Kozinski’s opinions in criminal cases established him as a principled defender of civil liberties. Yet he has also been a stickler for procedural rules and jurisprudential consistency, annoying his good friend and colleague Judge Stephen Reinhardt (one of the nation’s most liberal judges) to no end.

Kozinski often simply enforces legal common sense. When the 9th Circuit denied Ted Kaczynski (aka the Unabomber) the right to represent himself because he vehemently objected to his lawyers’ decision to portray him as mentally deranged, Kozinski wrote a sharp dissent. “Is this 1984, or what?” Kozinski quipped, arguing that worse even than facing the death penalty is “being treated by our legal system as less than human, a thing to be manipulated, supposedly for one’s own good.”

Kozinski reached perhaps the pinnacle of his crossover appeal in what has become known as “the Barbie case.”

“If this were a sci-fi melodrama, it might be called Speech-Zilla meets Trademark Kong,” began the judge-cum-art critic in his opinion.
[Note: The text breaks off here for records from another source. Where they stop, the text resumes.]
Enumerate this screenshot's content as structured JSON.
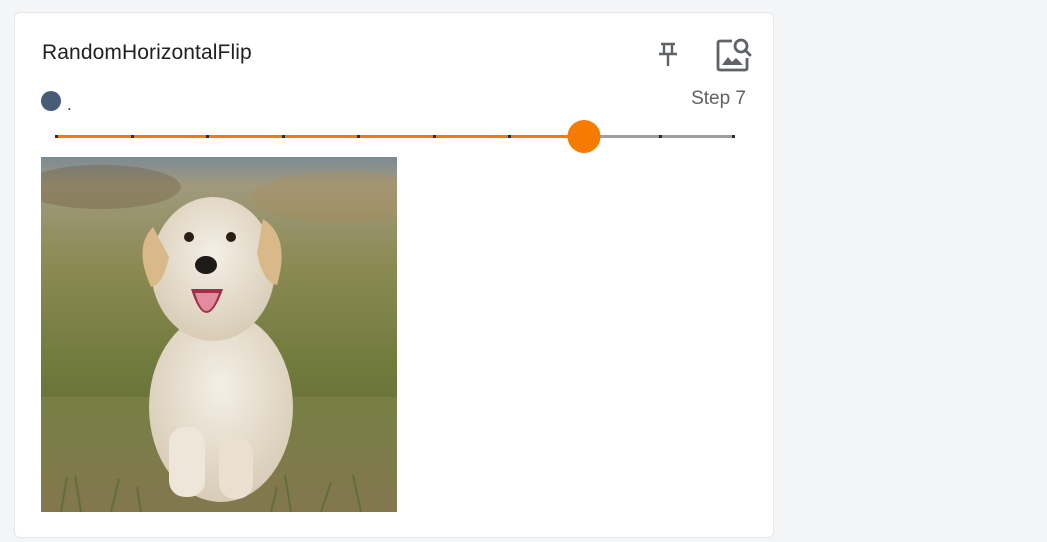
{
  "card": {
    "title": "RandomHorizontalFlip",
    "run_label": ".",
    "step_label": "Step 7",
    "run_color": "#485b78",
    "pin_icon": "pin-icon",
    "zoom_icon": "image-search-icon"
  },
  "slider": {
    "min_step": 0,
    "max_step": 9,
    "value": 7,
    "accent_color": "#f57c00",
    "track_color": "#9e9e9e"
  },
  "image": {
    "subject": "puppy-running-on-grass"
  }
}
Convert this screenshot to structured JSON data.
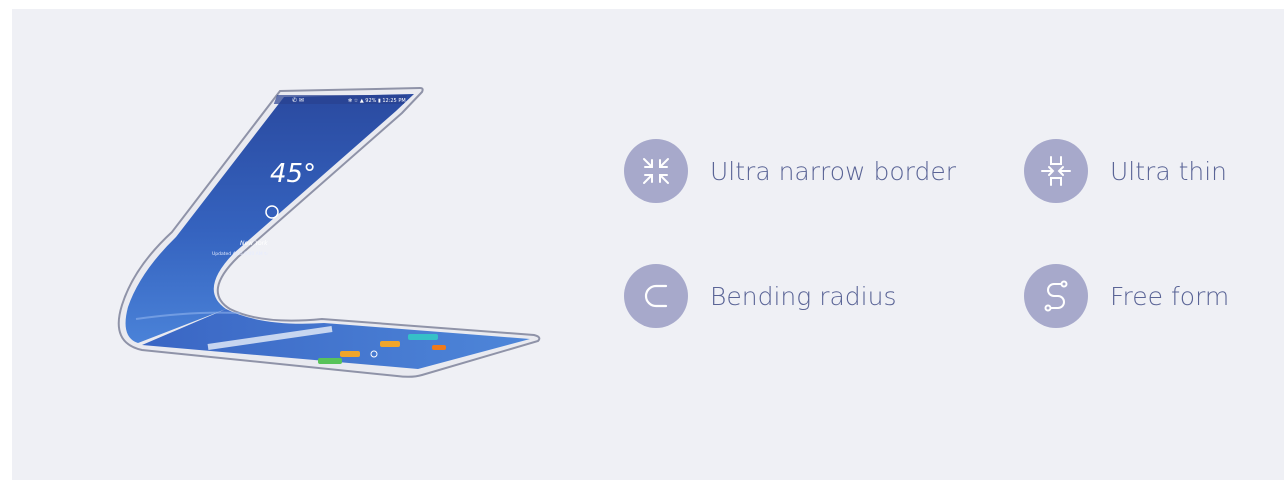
{
  "device": {
    "status_left": "✆ ✉",
    "status_right": "✻ ☆ ▲ 92% ▮ 12:25 PM",
    "temperature": "45°",
    "city": "New York",
    "updated_text": "Updated 4/15 9:00 AM ↻"
  },
  "features": [
    {
      "icon": "ultra-narrow-border-icon",
      "label": "Ultra narrow border"
    },
    {
      "icon": "ultra-thin-icon",
      "label": "Ultra thin"
    },
    {
      "icon": "bending-radius-icon",
      "label": "Bending radius"
    },
    {
      "icon": "free-form-icon",
      "label": "Free form"
    }
  ],
  "colors": {
    "panel_bg": "#eff0f5",
    "badge_bg": "#a7a9cb",
    "label_text": "#5a6496",
    "screen_top": "#2d4fa6",
    "screen_bottom": "#3f73cf"
  }
}
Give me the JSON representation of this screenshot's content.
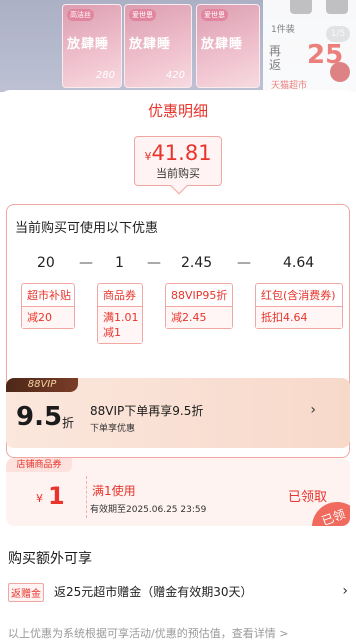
{
  "header": {
    "title": "优惠明细"
  },
  "price_box": {
    "currency": "¥",
    "amount": "41.81",
    "label": "当前购买"
  },
  "product_banner": {
    "packs": [
      {
        "brand": "高洁丝",
        "title": "放肆睡",
        "num": "280"
      },
      {
        "brand": "爱世恩",
        "title": "放肆睡",
        "num": "420"
      },
      {
        "brand": "爱世恩",
        "title": "放肆睡",
        "num": ""
      }
    ],
    "price_sub": "1件装",
    "again": "再\n返",
    "big_price": "25",
    "mall": "天猫超市",
    "counter": "1/5"
  },
  "discount_card": {
    "heading": "当前购买可使用以下优惠",
    "formula": [
      "20",
      "—",
      "1",
      "—",
      "2.45",
      "—",
      "4.64"
    ],
    "chips": [
      {
        "title": "超市补贴",
        "body": "减20"
      },
      {
        "title": "商品券",
        "body": "满1.01\n减1"
      },
      {
        "title": "88VIP95折",
        "body": "减2.45"
      },
      {
        "title": "红包(含消费券)",
        "body": "抵扣4.64"
      }
    ]
  },
  "vip_card": {
    "tag": "88VIP",
    "big": "9.5",
    "unit": "折",
    "line1": "88VIP下单再享9.5折",
    "line2": "下单享优惠"
  },
  "store_coupon": {
    "tag": "店铺商品券",
    "currency": "¥",
    "value": "1",
    "condition": "满1使用",
    "expiry": "有效期至2025.06.25 23:59",
    "status": "已领取",
    "stamp": "已领"
  },
  "extra": {
    "title": "购买额外可享",
    "badge": "返赠金",
    "text": "返25元超市赠金（赠金有效期30天）"
  },
  "footnote": "以上优惠为系统根据可享活动/优惠的预估值，查看详情 >"
}
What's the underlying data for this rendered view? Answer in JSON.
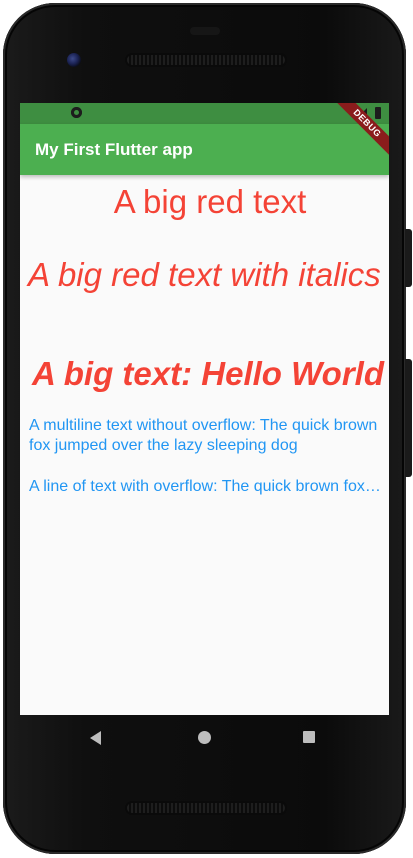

After methodically but entertainingly slogging through a broad swath of intellectual property law, Kozinski found that the parody song Barbie Girl (the top-40 hit from a decade ago) did not harm the doll’s manufacturer. “The parties are advised to chill,” he concluded.

The readability of Kozinski’s opinions only strengthen his defenses of private property, free speech and freedom from state coercion, as well as the power of his originalist reading of the Constitution and formalist approach to statutory interpretation.

With his new title, Kozinski becomes the highest-profile judge to have been picked by President Reagan.

Many of his fellow Reagan appointees would have been on the Supreme Court under different political circumstances. Douglas Ginsburg (whose nomination to the high court stalled on a pre-Clintonian admission of having smoked marijuana), and Danny Boggs led the libertarian charge. Edith Jones (runner-up to David Souter for Justice William Brennan’s seat in 1990) and Frank Easterbrook represent a more conservative view. And the pragmatic Richard Posner, a predecessor of Easterbrook on the Chicago-based 7th Circuit, is probably the most famous name in today’s legal world (and a polymath authority on most everything).

A circuit judge rises to the position of chief judge based simply on seniority: He or she is the longest-serving active judge among those under 65 who have not previously served as chief.

Yet the chief is also the executive officer for all federal courts in a circuit, which for the 9th includes 15 trial-level districts in nine states and two territories. Perhaps most importantly, he presides over the en banc courts that resolve intracircuit conflicts and other important cases.

The sprawling 9th is the only circuit whose en banc court consists of fewer than all its judges, and Kozinski will now be on every such panel.

Kozinski’s personal style may rub some of his colleagues the wrong way, but just maybe the court as a whole — so long derided as being out of step with the rest of the country — will, in better reflecting its new chief’s quirks, fall into line.